Garry Trudeau on Charlie Hebdo: ‘At Some Point Free Expression Absolutism Becomes Childish and Unserious’
12th April 2015
Much like the work of Garry Trudeau.
Like Doonesbury itself, Garry Trudeau’s speech yesterday at Long Island University was entertaining at the beginning but eventually became tedious and smug. After opening with some funny reminiscences about his early struggles with unsympathetic editors, the cartoonist tried to tackle the topic of the murders at Charlie Hebdo. He did not take the position you might expect from a professional satirist. “Freedom should always be discussed within the context of responsibility,” he lectured. “At some point free expression absolutism becomes childish and unserious.”

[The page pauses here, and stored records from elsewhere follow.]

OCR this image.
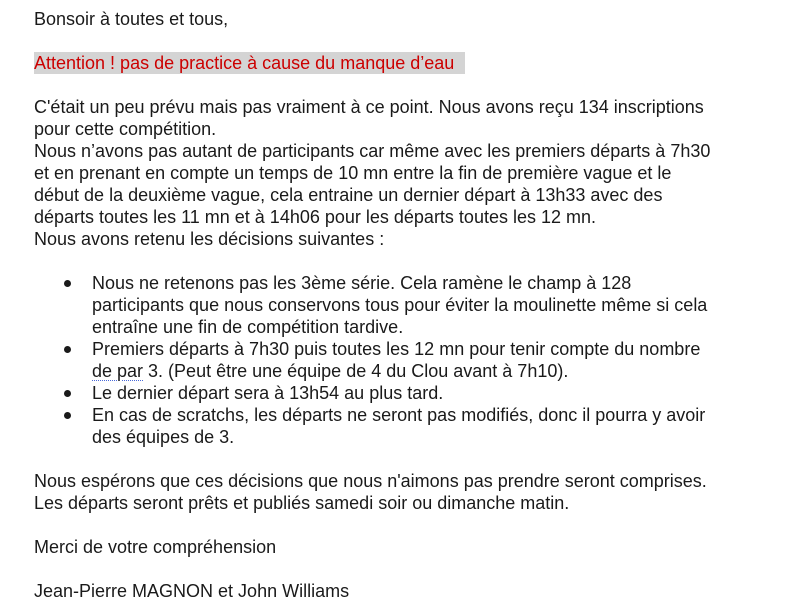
Bonsoir à toutes et tous,
Attention ! pas de practice à cause du manque d’eau
C'était un peu prévu mais pas vraiment à ce point. Nous avons reçu 134 inscriptions
pour cette compétition.
Nous n’avons pas autant de participants car même avec les premiers départs à 7h30
et en prenant en compte un temps de 10 mn entre la fin de première vague et le
début de la deuxième vague, cela entraine un dernier départ à 13h33 avec des
départs toutes les 11 mn et à 14h06 pour les départs toutes les 12 mn.
Nous avons retenu les décisions suivantes :
Nous ne retenons pas les 3ème série. Cela ramène le champ à 128
participants que nous conservons tous pour éviter la moulinette même si cela
entraîne une fin de compétition tardive.
Premiers départs à 7h30 puis toutes les 12 mn pour tenir compte du nombre
de par 3. (Peut être une équipe de 4 du Clou avant à 7h10).
Le dernier départ sera à 13h54 au plus tard.
En cas de scratchs, les départs ne seront pas modifiés, donc il pourra y avoir
des équipes de 3.
Nous espérons que ces décisions que nous n'aimons pas prendre seront comprises.
Les départs seront prêts et publiés samedi soir ou dimanche matin.
Merci de votre compréhension
Jean-Pierre MAGNON et John Williams
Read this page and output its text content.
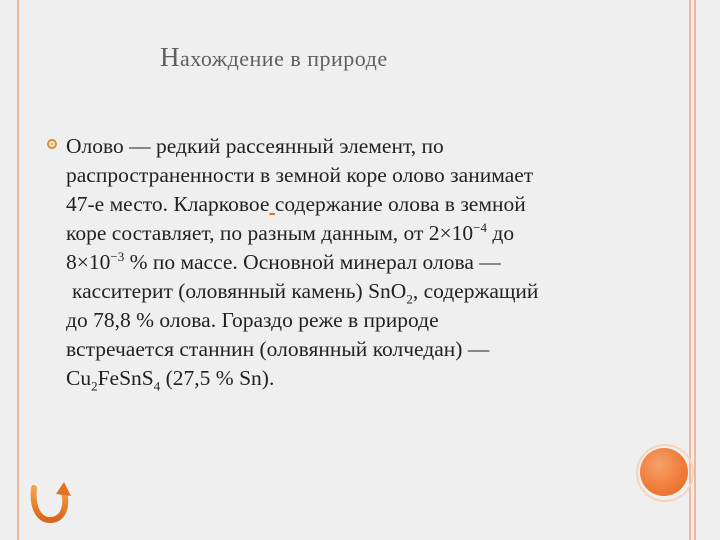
Нахождение в природе
Олово — редкий рассеянный элемент, по
распространенности в земной коре олово занимает
47-е место. Кларковое содержание олова в земной
коре составляет, по разным данным, от $2\times 10^{-4}$ до
$8\times 10^{-3}$ % по массе. Основной минерал олова —
касситерит (оловянный камень) SnO$_2$, содержащий
до 78,8 % олова. Гораздо реже в природе
встречается станнин (оловянный колчедан) —
$Cu_2FeSnS_4$ (27,5 % Sn).
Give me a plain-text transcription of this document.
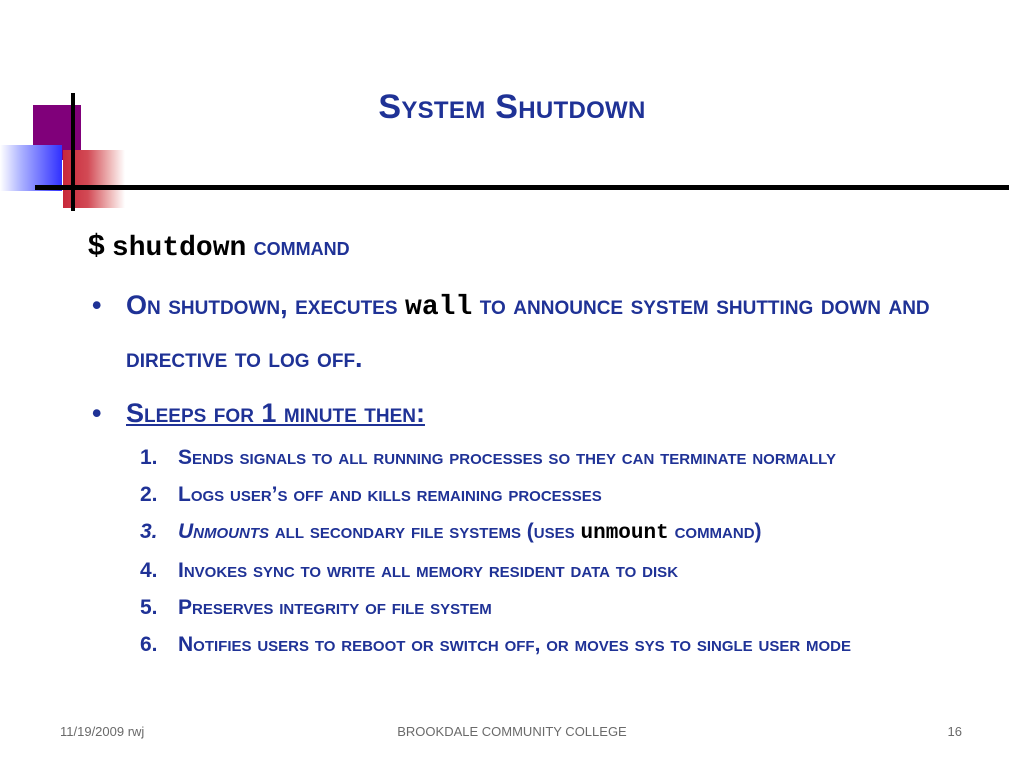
System Shutdown
$ shutdown command
• On shutdown, executes wall to announce system shutting down and directive to log off.
• Sleeps for 1 minute then:
1. Sends signals to all running processes so they can terminate normally
2. Logs user’s off and kills remaining processes
3. Unmounts all secondary file systems (uses unmount command)
4. Invokes sync to write all memory resident data to disk
5. Preserves integrity of file system
6. Notifies users to reboot or switch off, or moves sys to single user mode
11/19/2009 rwj	BROOKDALE COMMUNITY COLLEGE	16
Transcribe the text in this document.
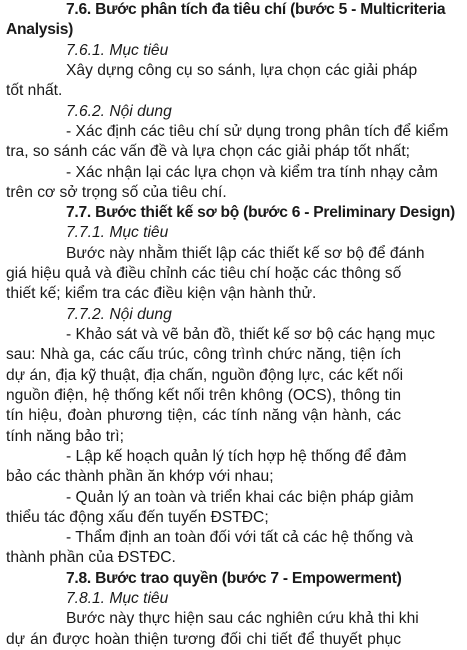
7.6. Bước phân tích đa tiêu chí (bước 5 - Multicriteria
Analysis)
7.6.1. Mục tiêu
Xây dựng công cụ so sánh, lựa chọn các giải pháp
tốt nhất.
7.6.2. Nội dung
- Xác định các tiêu chí sử dụng trong phân tích để kiểm
tra, so sánh các vấn đề và lựa chọn các giải pháp tốt nhất;
- Xác nhận lại các lựa chọn và kiểm tra tính nhạy cảm
trên cơ sở trọng số của tiêu chí.
7.7. Bước thiết kế sơ bộ (bước 6 - Preliminary Design)
7.7.1. Mục tiêu
Bước này nhằm thiết lập các thiết kế sơ bộ để đánh
giá hiệu quả và điều chỉnh các tiêu chí hoặc các thông số
thiết kế; kiểm tra các điều kiện vận hành thử.
7.7.2. Nội dung
- Khảo sát và vẽ bản đồ, thiết kế sơ bộ các hạng mục
sau: Nhà ga, các cấu trúc, công trình chức năng, tiện ích
dự án, địa kỹ thuật, địa chấn, nguồn động lực, các kết nối
nguồn điện, hệ thống kết nối trên không (OCS), thông tin
tín hiệu, đoàn phương tiện, các tính năng vận hành, các
tính năng bảo trì;
- Lập kế hoạch quản lý tích hợp hệ thống để đảm
bảo các thành phần ăn khớp với nhau;
- Quản lý an toàn và triển khai các biện pháp giảm
thiểu tác động xấu đến tuyến ĐSTĐC;
- Thẩm định an toàn đối với tất cả các hệ thống và
thành phần của ĐSTĐC.
7.8. Bước trao quyền (bước 7 - Empowerment)
7.8.1. Mục tiêu
Bước này thực hiện sau các nghiên cứu khả thi khi
dự án được hoàn thiện tương đối chi tiết để thuyết phục
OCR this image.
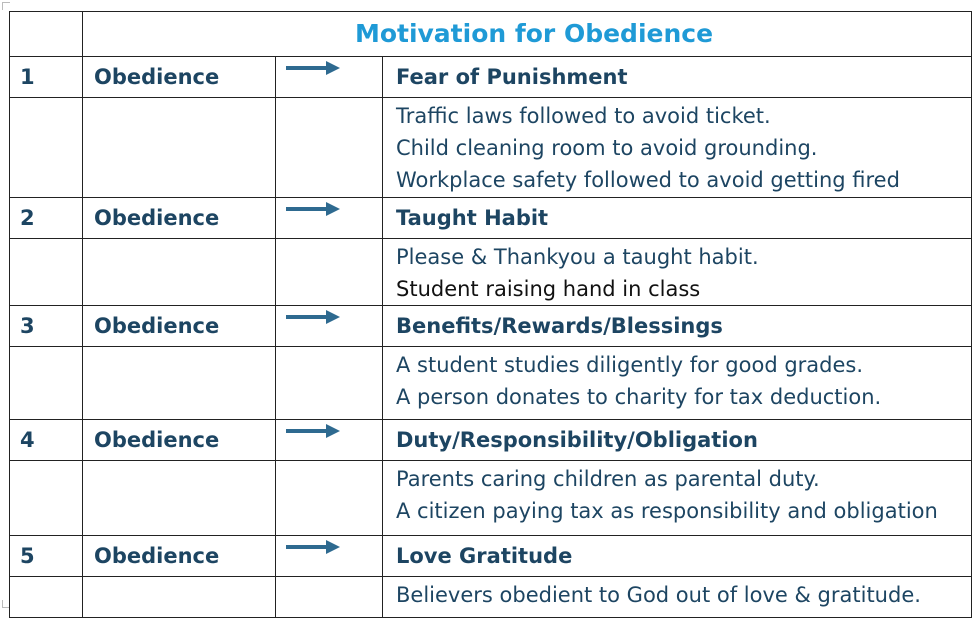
	Motivation for Obedience		

1	Obedience		Fear of Punishment

			Traffic laws followed to avoid ticket.
Child cleaning room to avoid grounding.
Workplace safety followed to avoid getting fired

2	Obedience		Taught Habit

			Please & Thankyou a taught habit.
Student raising hand in class

3	Obedience		Benefits/Rewards/Blessings

			A student studies diligently for good grades.
A person donates to charity for tax deduction.

4	Obedience		Duty/Responsibility/Obligation

			Parents caring children as parental duty.
A citizen paying tax as responsibility and obligation

5	Obedience		Love Gratitude

			Believers obedient to God out of love & gratitude.
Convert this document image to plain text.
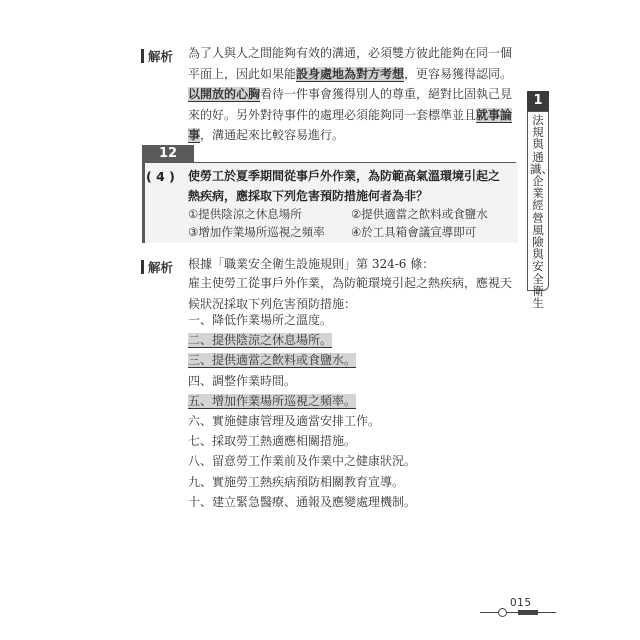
解析 為了人與人之間能夠有效的溝通，必須雙方彼此能夠在同一個平面上，因此如果能設身處地為對方考想，更容易獲得認同。以開放的心胸看待一件事會獲得別人的尊重，絕對比固執己見來的好。另外對待事件的處理必須能夠同一套標準並且就事論事，溝通起來比較容易進行。

12
( 4 ) 使勞工於夏季期間從事戶外作業，為防範高氣溫環境引起之熱疾病，應採取下列危害預防措施何者為非？
①提供陰涼之休息場所	②提供適當之飲料或食鹽水
③增加作業場所巡視之頻率 ④於工具箱會議宣導即可
解析 根據「職業安全衛生設施規則」第 324-6 條：

雇主使勞工從事戶外作業，為防範環境引起之熱疾病，應視天候狀況採取下列危害預防措施：

一、降低作業場所之溫度。
二、提供陰涼之休息場所。
三、提供適當之飲料或食鹽水。
四、調整作業時間。
五、增加作業場所巡視之頻率。
六、實施健康管理及適當安排工作。
七、採取勞工熱適應相關措施。
八、留意勞工作業前及作業中之健康狀況。
九、實施勞工熱疾病預防相關教育宣導。
十、建立緊急醫療、通報及應變處理機制。
1
法規與通識、企業經營風險與安全衛生
015
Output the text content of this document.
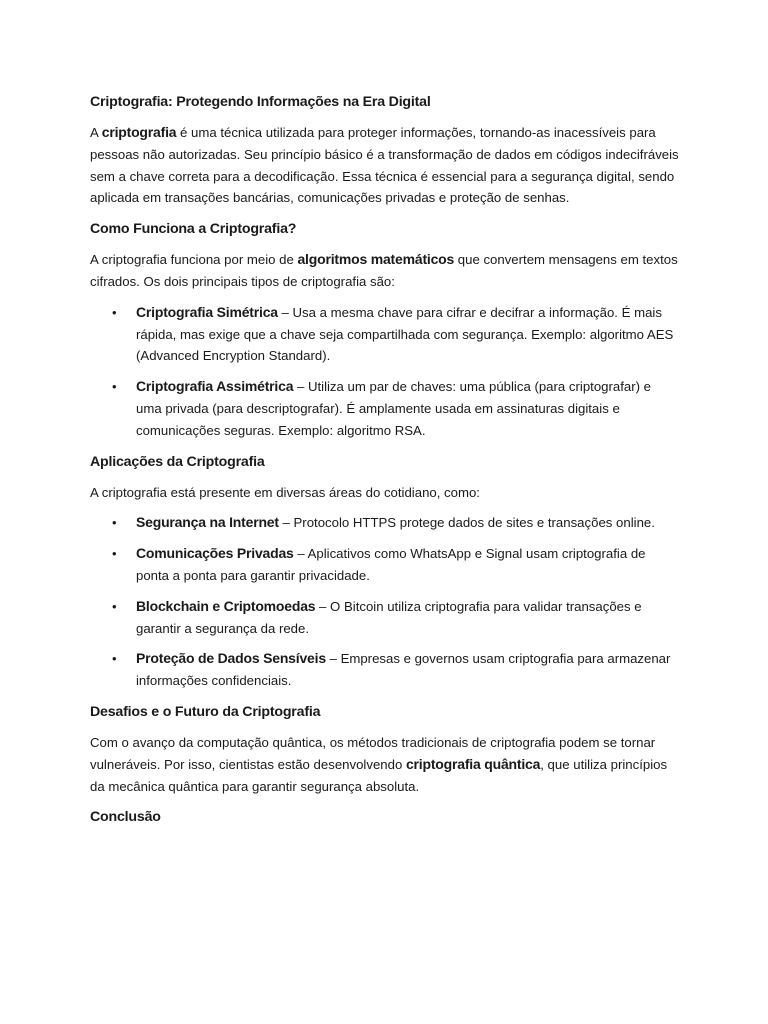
Criptografia: Protegendo Informações na Era Digital

A criptografia é uma técnica utilizada para proteger informações, tornando-as inacessíveis para pessoas não autorizadas. Seu princípio básico é a transformação de dados em códigos indecifráveis sem a chave correta para a decodificação. Essa técnica é essencial para a segurança digital, sendo aplicada em transações bancárias, comunicações privadas e proteção de senhas.

Como Funciona a Criptografia?

A criptografia funciona por meio de algoritmos matemáticos que convertem mensagens em textos cifrados. Os dois principais tipos de criptografia são:

• Criptografia Simétrica – Usa a mesma chave para cifrar e decifrar a informação. É mais rápida, mas exige que a chave seja compartilhada com segurança. Exemplo: algoritmo AES (Advanced Encryption Standard).
• Criptografia Assimétrica – Utiliza um par de chaves: uma pública (para criptografar) e uma privada (para descriptografar). É amplamente usada em assinaturas digitais e comunicações seguras. Exemplo: algoritmo RSA.
Aplicações da Criptografia

A criptografia está presente em diversas áreas do cotidiano, como:

• Segurança na Internet – Protocolo HTTPS protege dados de sites e transações online.
• Comunicações Privadas – Aplicativos como WhatsApp e Signal usam criptografia de ponta a ponta para garantir privacidade.
• Blockchain e Criptomoedas – O Bitcoin utiliza criptografia para validar transações e garantir a segurança da rede.
• Proteção de Dados Sensíveis – Empresas e governos usam criptografia para armazenar informações confidenciais.
Desafios e o Futuro da Criptografia

Com o avanço da computação quântica, os métodos tradicionais de criptografia podem se tornar vulneráveis. Por isso, cientistas estão desenvolvendo criptografia quântica, que utiliza princípios da mecânica quântica para garantir segurança absoluta.

Conclusão
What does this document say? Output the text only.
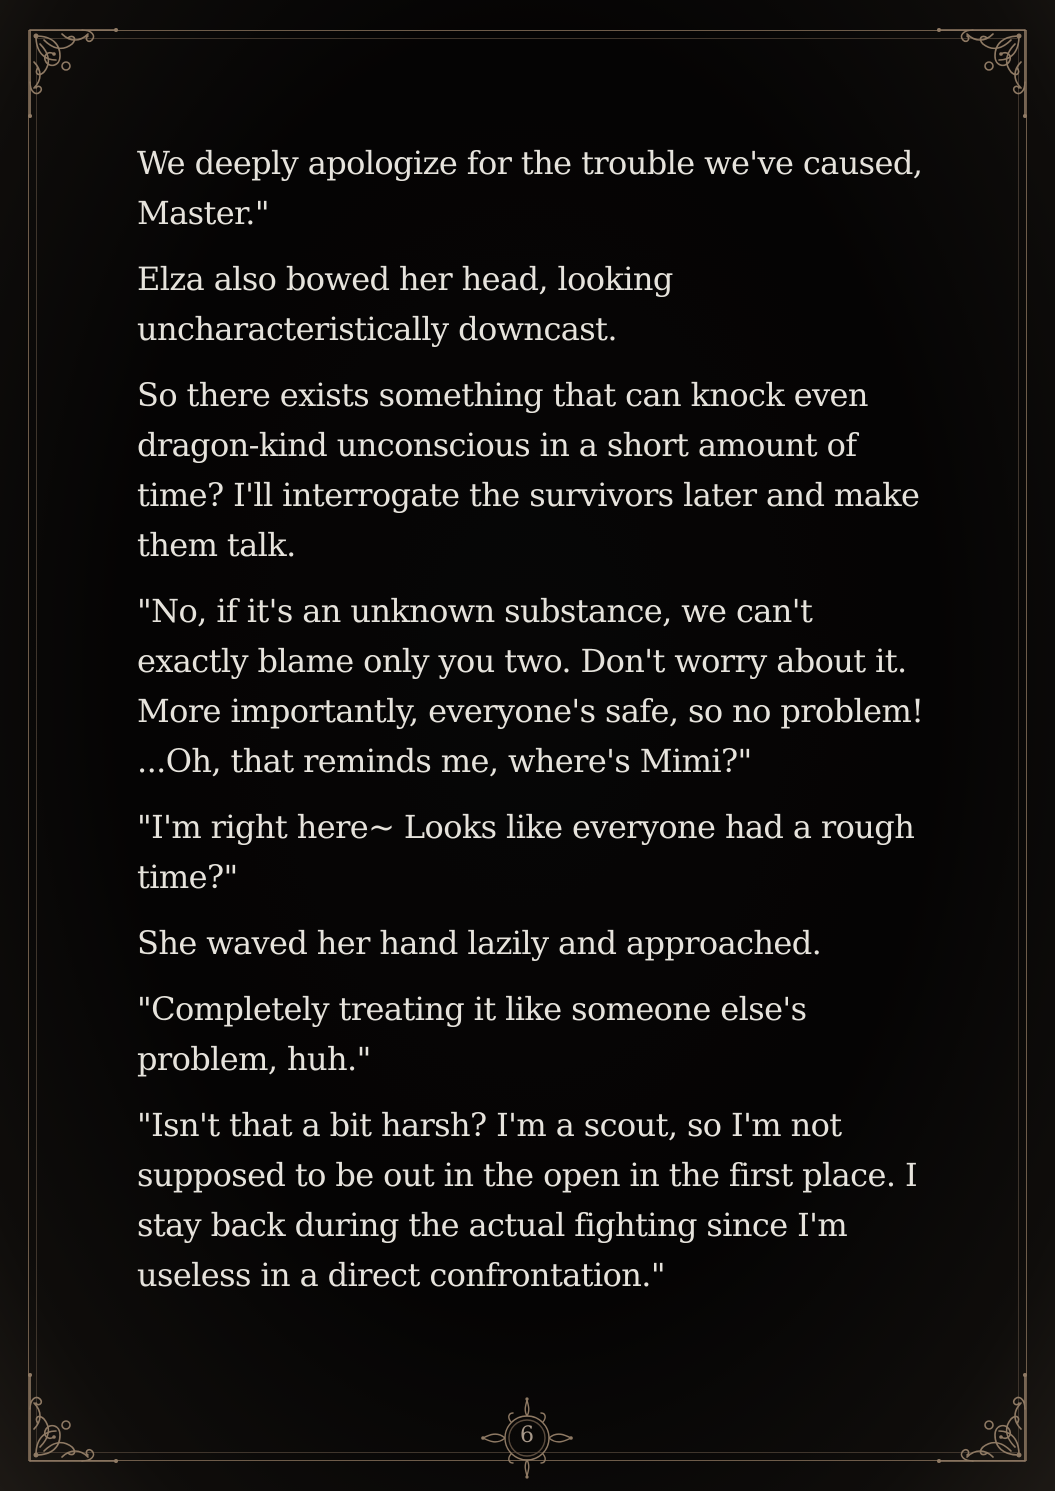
We deeply apologize for the trouble we've caused, Master."

Elza also bowed her head, looking uncharacteristically downcast.

So there exists something that can knock even dragon-kind unconscious in a short amount of time? I'll interrogate the survivors later and make them talk.

"No, if it's an unknown substance, we can't exactly blame only you two. Don't worry about it. More importantly, everyone's safe, so no problem! ...Oh, that reminds me, where's Mimi?"

"I'm right here~ Looks like everyone had a rough time?"

She waved her hand lazily and approached.

"Completely treating it like someone else's problem, huh."

"Isn't that a bit harsh? I'm a scout, so I'm not supposed to be out in the open in the first place. I stay back during the actual fighting since I'm useless in a direct confrontation."

6
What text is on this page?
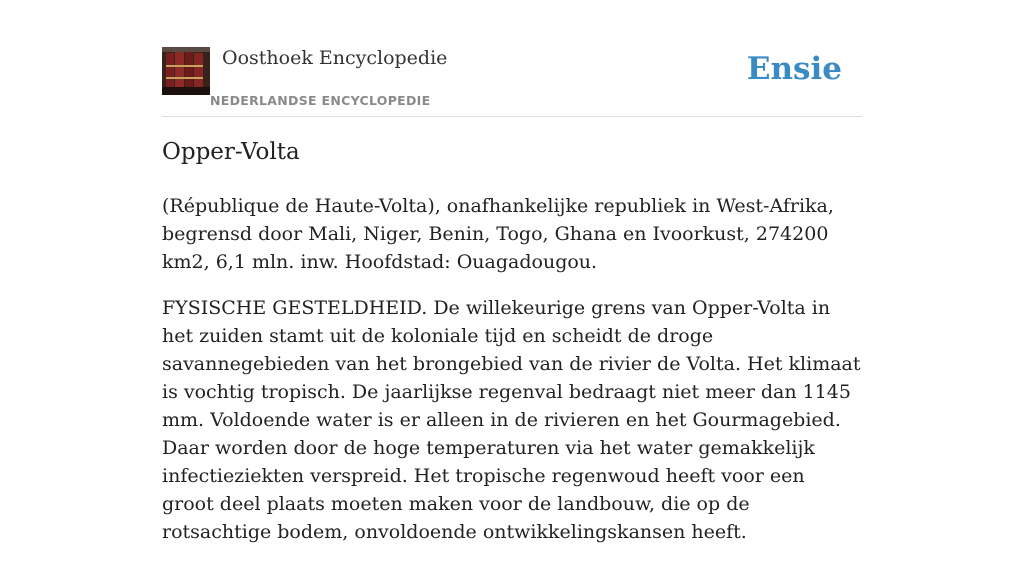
Oosthoek Encyclopedie
NEDERLANDSE ENCYCLOPEDIE
Ensie
Opper-Volta

(République de Haute-Volta), onafhankelijke republiek in West-Afrika, begrensd door Mali, Niger, Benin, Togo, Ghana en Ivoorkust, 274200 km2, 6,1 mln. inw. Hoofdstad: Ouagadougou.

FYSISCHE GESTELDHEID. De willekeurige grens van Opper-Volta in het zuiden stamt uit de koloniale tijd en scheidt de droge savannegebieden van het brongebied van de rivier de Volta. Het klimaat is vochtig tropisch. De jaarlijkse regenval bedraagt niet meer dan 1145 mm. Voldoende water is er alleen in de rivieren en het Gourmagebied. Daar worden door de hoge temperaturen via het water gemakkelijk infectieziekten verspreid. Het tropische regenwoud heeft voor een groot deel plaats moeten maken voor de landbouw, die op de rotsachtige bodem, onvoldoende ontwikkelingskansen heeft.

Trudeau’s talk took its turn for the worse halfway in, when he offered a garbled account of the Muhammad cartoon controversy of 2005. “Using judgment and common sense in expressing oneself were denounced as antithetical to freedom of speech,” he told the audience. I seem to remember some responses to those cartoons that were more clearly antithetical to freedom of speech, including death threats and assassination attempts. Trudeau alluded to some of this, but he blamed the speakers, not the censors: “Not only was one cartoonist gunned down, but riots erupted around the world, resulting in the deaths of scores. No one could say toward what positive social end, yet free speech absolutists were unchastened.”